Die britischen Bemühungen konzentrierten sich auf die Hundestaupe als Tiermodell für Influenza und verwendeten Hunde und später Frettchen als Versuchstiere. 1927 testeten sie einen Staupe-Impfstoff in einer Zwei-Schuss-Sequenz, zuerst mit dem abgetöteten Virus, dann mit dem lebenden Virus. 1931 war es im Handel erhältlich – für Hunde. „Ist das zu viel verlangt?“ Mal (London) fragte sich verärgert, „dass ähnliche Arbeiten zur Ursache der Grippe unternommen werden sollten?“ … Ist nicht die Zeit gekommen, einen Feldzug zu starten und den Feind in den Griff zu bekommen?“

Tatsächlich haben Forscher genau das bereits getan. Im Jahr 1933 filterten Mitarbeiter am britischen National Institute of Medical Research Halsspülungen von Grippepatienten, infizierten Frettchen mit dem Filtrat und identifizierten den Übeltäter als das Influenza-A-Virus. Bald darauf nutzte ein Forscher am Rockefeller Institute in New York dieselbe Technik, um einen zweiten potenziellen Übeltäter zu identifizieren, Influenza B. An der Vanderbilt University entwickelten Forscher eine Möglichkeit, Viren mithilfe befruchteter Hühnereier unabhängig von ihrer normalen Wirtsart zu züchten. Max Theiler, ein in Südafrika geborener Forscher an der Rockefeller Foundation in New York, nutzte diese Technik bald, um einen wirksamen abgeschwächten Lebendimpfstoff gegen Gelbfieber zu entwickeln. Andere Forscher nutzten die neue Technik, um die ersten Grippeimpfstoffe zu entwickeln und zu verbessern. Nachdem die Wissenschaft der Viren auf den Knochen der Dutzenden Millionen Menschen, die die Pandemie von 1918 verloren hatte, auferstanden und stark geworden war, sollte sie in den kommenden Jahrzehnten Hunderte Millionen Menschen vor dem vorzeitigen Tod retten.

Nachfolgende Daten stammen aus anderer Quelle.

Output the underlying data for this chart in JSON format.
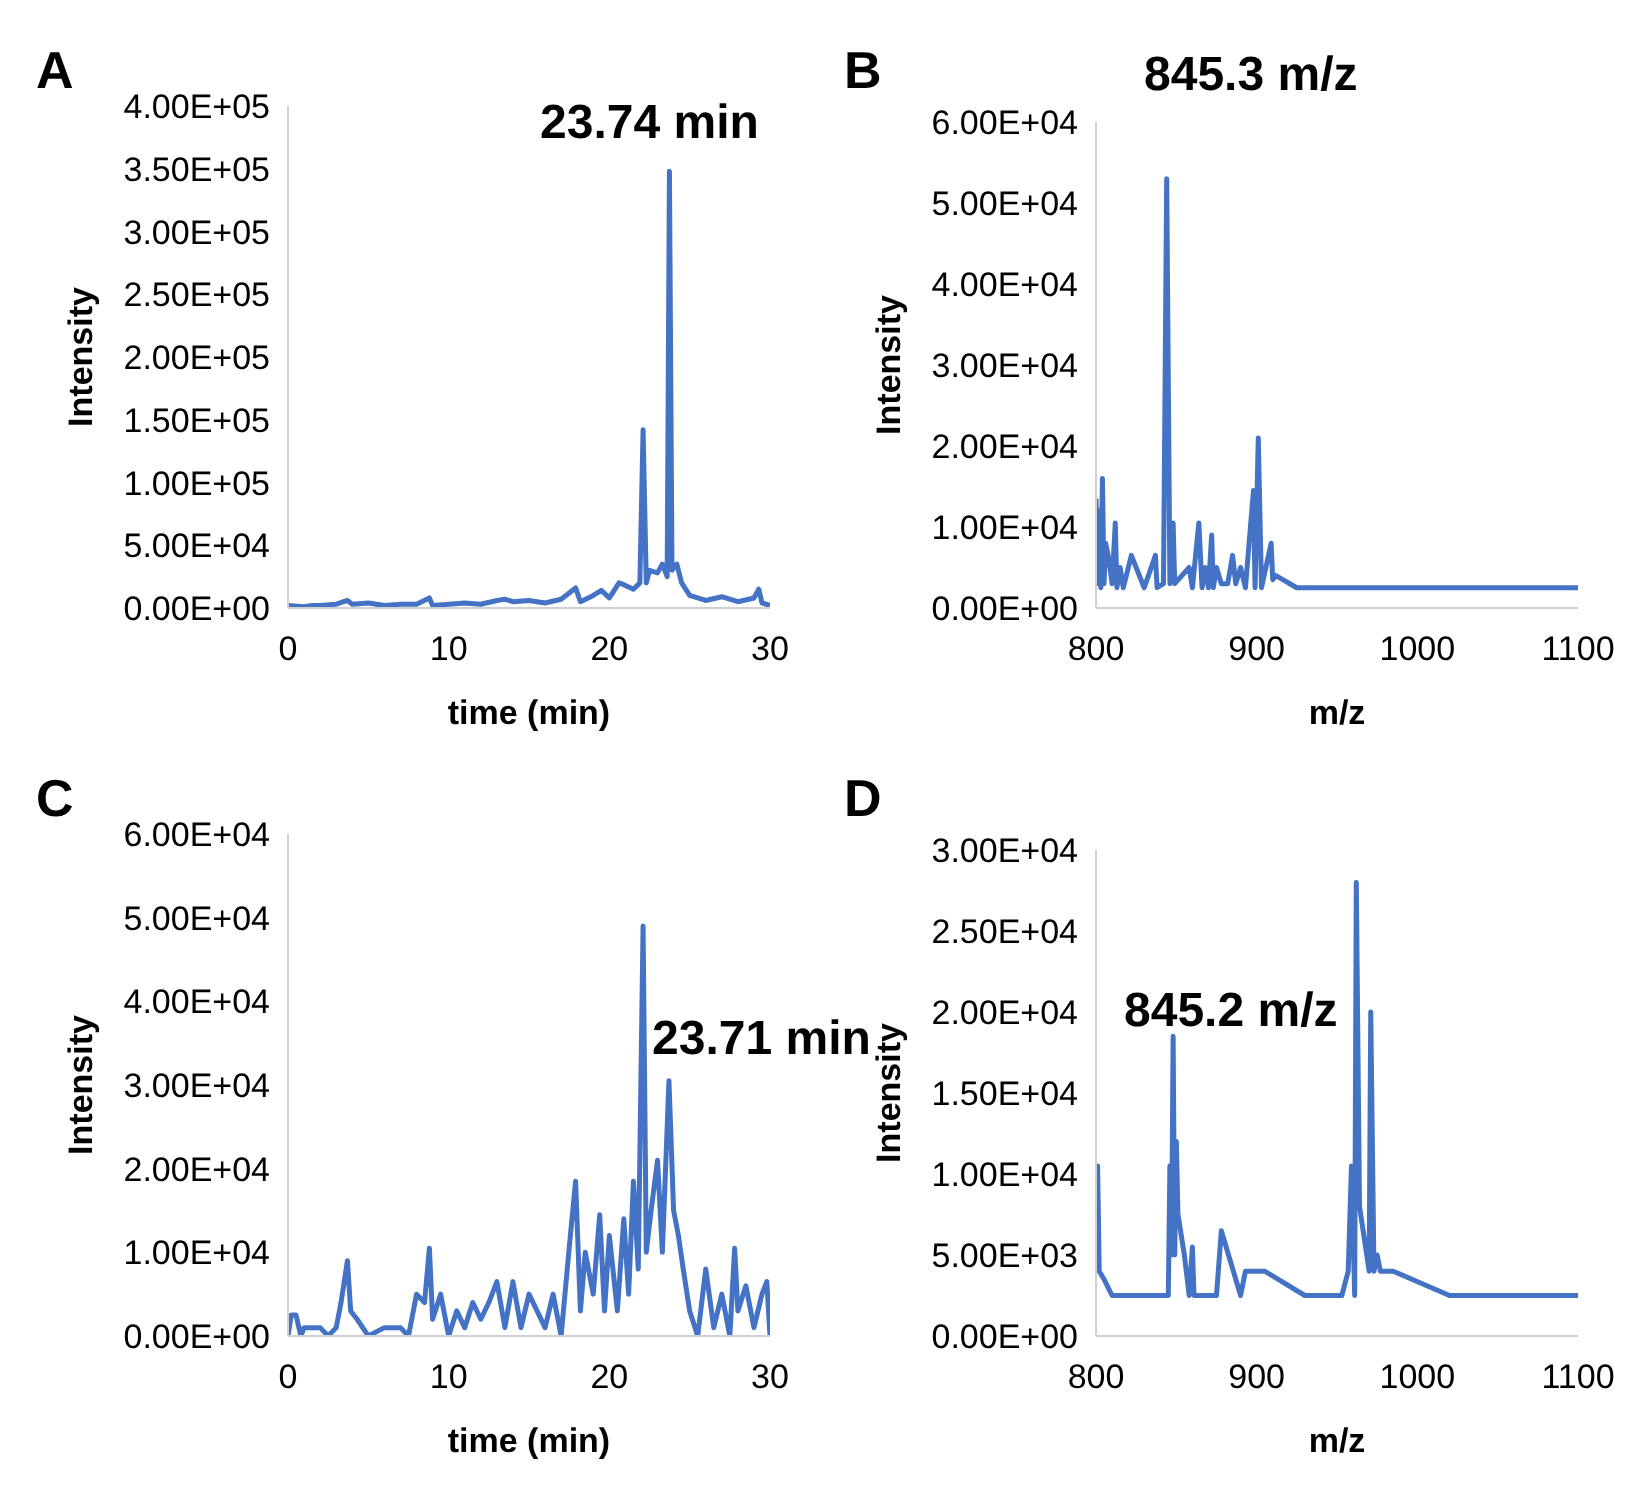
{
  "chart_data": [
    {
      "type": "line",
      "title": "A",
      "xlabel": "time (min)",
      "ylabel": "Intensity",
      "annotations": [
        "23.74 min"
      ],
      "color": "#4472c4",
      "line_style": "solid",
      "x": [
        0,
        1,
        1.5,
        2,
        3,
        3.7,
        4,
        5,
        6,
        7,
        8,
        8.8,
        9,
        10,
        11,
        12,
        13,
        13.5,
        14,
        15,
        16,
        17,
        17.9,
        18.2,
        19,
        19.5,
        20,
        20.6,
        21,
        21.5,
        21.9,
        22.1,
        22.3,
        22.5,
        23,
        23.3,
        23.6,
        23.74,
        23.9,
        24.2,
        24.5,
        25,
        25.5,
        26,
        27,
        28,
        29,
        29.3,
        29.5,
        30
      ],
      "values": [
        2000,
        1000,
        2000,
        2000,
        3000,
        6000,
        3000,
        4000,
        2000,
        3000,
        3000,
        8000,
        2000,
        3000,
        4000,
        3000,
        6000,
        7000,
        5000,
        6000,
        4000,
        7000,
        16000,
        5000,
        10000,
        14000,
        8000,
        20000,
        18000,
        15000,
        20000,
        142000,
        20000,
        30000,
        28000,
        35000,
        25000,
        348000,
        30000,
        35000,
        20000,
        10000,
        8000,
        6000,
        9000,
        5000,
        8000,
        15000,
        4000,
        2000
      ],
      "xlim": [
        0,
        30
      ],
      "xticks": [
        0,
        10,
        20,
        30
      ],
      "ylim": [
        0,
        400000
      ],
      "yticks": [
        {
          "value": 0,
          "label": "0.00E+00"
        },
        {
          "value": 50000,
          "label": "5.00E+04"
        },
        {
          "value": 100000,
          "label": "1.00E+05"
        },
        {
          "value": 150000,
          "label": "1.50E+05"
        },
        {
          "value": 200000,
          "label": "2.00E+05"
        },
        {
          "value": 250000,
          "label": "2.50E+05"
        },
        {
          "value": 300000,
          "label": "3.00E+05"
        },
        {
          "value": 350000,
          "label": "3.50E+05"
        },
        {
          "value": 400000,
          "label": "4.00E+05"
        }
      ]
    },
    {
      "type": "line",
      "title": "B",
      "xlabel": "m/z",
      "ylabel": "Intensity",
      "annotations": [
        "845.3 m/z"
      ],
      "color": "#4472c4",
      "line_style": "solid",
      "x": [
        800,
        801,
        802,
        803,
        804,
        805,
        806,
        808,
        810,
        812,
        813,
        815,
        817,
        822,
        830,
        837,
        838,
        842,
        844,
        846,
        848,
        849,
        858,
        860,
        864,
        866,
        868,
        870,
        872,
        873,
        875,
        878,
        882,
        885,
        887,
        890,
        893,
        898,
        899,
        901,
        903,
        909,
        910,
        912,
        925,
        1100
      ],
      "values": [
        13500,
        3000,
        12000,
        2500,
        16000,
        3000,
        8000,
        6000,
        3000,
        10500,
        2500,
        5000,
        2500,
        6500,
        2500,
        6500,
        2500,
        3000,
        53000,
        3000,
        10500,
        3000,
        5000,
        2500,
        10500,
        2500,
        5000,
        2500,
        9000,
        2500,
        5000,
        3000,
        3000,
        6500,
        3000,
        5000,
        2500,
        14500,
        2500,
        21000,
        2500,
        8000,
        3500,
        4000,
        2500,
        2500
      ],
      "xlim": [
        800,
        1100
      ],
      "xticks": [
        800,
        900,
        1000,
        1100
      ],
      "ylim": [
        0,
        60000
      ],
      "yticks": [
        {
          "value": 0,
          "label": "0.00E+00"
        },
        {
          "value": 10000,
          "label": "1.00E+04"
        },
        {
          "value": 20000,
          "label": "2.00E+04"
        },
        {
          "value": 30000,
          "label": "3.00E+04"
        },
        {
          "value": 40000,
          "label": "4.00E+04"
        },
        {
          "value": 50000,
          "label": "5.00E+04"
        },
        {
          "value": 60000,
          "label": "6.00E+04"
        }
      ]
    },
    {
      "type": "line",
      "title": "C",
      "xlabel": "time (min)",
      "ylabel": "Intensity",
      "annotations": [
        "23.71 min"
      ],
      "color": "#4472c4",
      "line_style": "solid",
      "x": [
        0,
        0.2,
        0.5,
        0.8,
        1,
        2,
        2.5,
        3,
        3.3,
        3.7,
        3.9,
        4.3,
        5,
        6,
        7,
        7.5,
        8,
        8.5,
        8.8,
        9,
        9.5,
        10,
        10.5,
        11,
        11.5,
        12,
        12.5,
        13,
        13.5,
        14,
        14.5,
        15,
        16,
        16.5,
        17,
        17.5,
        17.9,
        18.2,
        18.5,
        19,
        19.4,
        19.7,
        20,
        20.5,
        20.9,
        21.2,
        21.5,
        21.8,
        22.1,
        22.3,
        22.6,
        23,
        23.3,
        23.71,
        24,
        24.3,
        24.6,
        25,
        25.5,
        26,
        26.5,
        27,
        27.5,
        27.8,
        28,
        28.5,
        29,
        29.5,
        29.8,
        30
      ],
      "values": [
        0,
        2500,
        2500,
        0,
        1000,
        1000,
        0,
        1000,
        4000,
        9000,
        3000,
        2000,
        0,
        1000,
        1000,
        0,
        5000,
        4000,
        10500,
        2000,
        5000,
        0,
        3000,
        1000,
        4000,
        2000,
        4000,
        6500,
        1000,
        6500,
        1000,
        5000,
        1000,
        5000,
        0,
        10500,
        18500,
        3000,
        10000,
        5000,
        14500,
        3000,
        12000,
        3000,
        14000,
        5000,
        18500,
        8000,
        49000,
        10000,
        15000,
        21000,
        10000,
        30500,
        15000,
        12000,
        8000,
        3000,
        0,
        8000,
        1000,
        5000,
        0,
        10500,
        3000,
        6000,
        1000,
        5000,
        6500,
        0
      ],
      "xlim": [
        0,
        30
      ],
      "xticks": [
        0,
        10,
        20,
        30
      ],
      "ylim": [
        0,
        60000
      ],
      "yticks": [
        {
          "value": 0,
          "label": "0.00E+00"
        },
        {
          "value": 10000,
          "label": "1.00E+04"
        },
        {
          "value": 20000,
          "label": "2.00E+04"
        },
        {
          "value": 30000,
          "label": "3.00E+04"
        },
        {
          "value": 40000,
          "label": "4.00E+04"
        },
        {
          "value": 50000,
          "label": "5.00E+04"
        },
        {
          "value": 60000,
          "label": "6.00E+04"
        }
      ]
    },
    {
      "type": "line",
      "title": "D",
      "xlabel": "m/z",
      "ylabel": "Intensity",
      "annotations": [
        "845.2 m/z"
      ],
      "color": "#4472c4",
      "line_style": "solid",
      "x": [
        800,
        801,
        802,
        805,
        810,
        845,
        846,
        847,
        848,
        849,
        850,
        851,
        855,
        858,
        860,
        861,
        875,
        878,
        890,
        893,
        905,
        930,
        953,
        957,
        959,
        961,
        962,
        964,
        970,
        971,
        973,
        975,
        977,
        985,
        1020,
        1100
      ],
      "values": [
        8000,
        10500,
        4000,
        3500,
        2500,
        2500,
        10500,
        5000,
        18500,
        5000,
        12000,
        7500,
        5000,
        2500,
        5500,
        2500,
        2500,
        6500,
        2500,
        4000,
        4000,
        2500,
        2500,
        4000,
        10500,
        2500,
        28000,
        8000,
        4000,
        20000,
        4000,
        5000,
        4000,
        4000,
        2500,
        2500
      ],
      "xlim": [
        800,
        1100
      ],
      "xticks": [
        800,
        900,
        1000,
        1100
      ],
      "ylim": [
        0,
        30000
      ],
      "yticks": [
        {
          "value": 0,
          "label": "0.00E+00"
        },
        {
          "value": 5000,
          "label": "5.00E+03"
        },
        {
          "value": 10000,
          "label": "1.00E+04"
        },
        {
          "value": 15000,
          "label": "1.50E+04"
        },
        {
          "value": 20000,
          "label": "2.00E+04"
        },
        {
          "value": 25000,
          "label": "2.50E+04"
        },
        {
          "value": 30000,
          "label": "3.00E+04"
        }
      ]
    }
  ]
}
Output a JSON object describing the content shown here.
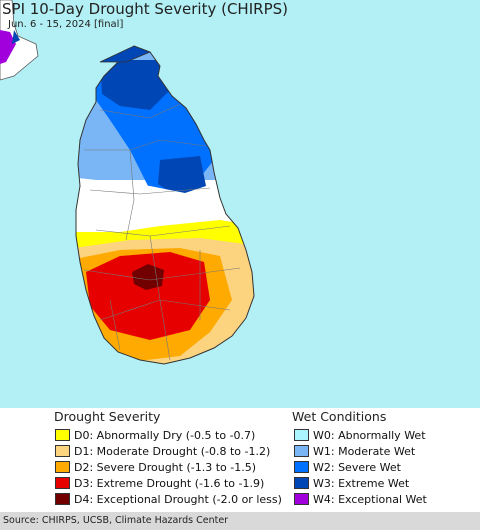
{
  "header": {
    "title": "SPI 10-Day Drought Severity (CHIRPS)",
    "subtitle": "Jun. 6 - 15, 2024 [final]"
  },
  "colors": {
    "ocean": "#b3f0f5",
    "neutral": "#ffffff",
    "D0": "#ffff00",
    "D1": "#fcd37f",
    "D2": "#ffaa00",
    "D3": "#e60000",
    "D4": "#730000",
    "W0": "#aaf5ff",
    "W1": "#7ab6f5",
    "W2": "#0070ff",
    "W3": "#0046b4",
    "W4": "#a100dc"
  },
  "legend": {
    "drought_heading": "Drought Severity",
    "wet_heading": "Wet Conditions",
    "drought_items": [
      {
        "code": "D0",
        "label": "D0: Abnormally Dry (-0.5 to -0.7)"
      },
      {
        "code": "D1",
        "label": "D1: Moderate Drought (-0.8 to -1.2)"
      },
      {
        "code": "D2",
        "label": "D2: Severe Drought (-1.3 to -1.5)"
      },
      {
        "code": "D3",
        "label": "D3: Extreme Drought (-1.6 to -1.9)"
      },
      {
        "code": "D4",
        "label": "D4: Exceptional Drought (-2.0 or less)"
      }
    ],
    "wet_items": [
      {
        "code": "W0",
        "label": "W0: Abnormally Wet"
      },
      {
        "code": "W1",
        "label": "W1: Moderate Wet"
      },
      {
        "code": "W2",
        "label": "W2: Severe Wet"
      },
      {
        "code": "W3",
        "label": "W3: Extreme Wet"
      },
      {
        "code": "W4",
        "label": "W4: Exceptional Wet"
      }
    ]
  },
  "footer": {
    "source": "Source: CHIRPS, UCSB, Climate Hazards Center"
  }
}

Richard Conniff ist ein mit dem National Magazine Award ausgezeichneter Wissenschaftsautor, der für geschrieben hat Smithsonian Magazine, Der Atlantik, National Geographicund andere Veröffentlichungen. Er ist ein ehemaliger Guggenheim Fellow und Autor mehrerer Bücher, darunter Die Artensucher: Helden, Narren und das verrückte Streben nach Leben auf der Erde, Schwimmen mit Piranhas zur Fütterungszeit: Mein Leben macht dummes Zeug mit Tieren, Die Naturgeschichte der Reichen: Ein Feldführer, Und Epidemien ein Ende setzen: Eine Geschichte der Flucht vor der Ansteckung, aus dem dieser Artikel ein Auszug ist.

Hauptbild aus Richard Conniffs Buch Epidemien beenden: Eine Geschichte der Flucht vor der Ansteckung.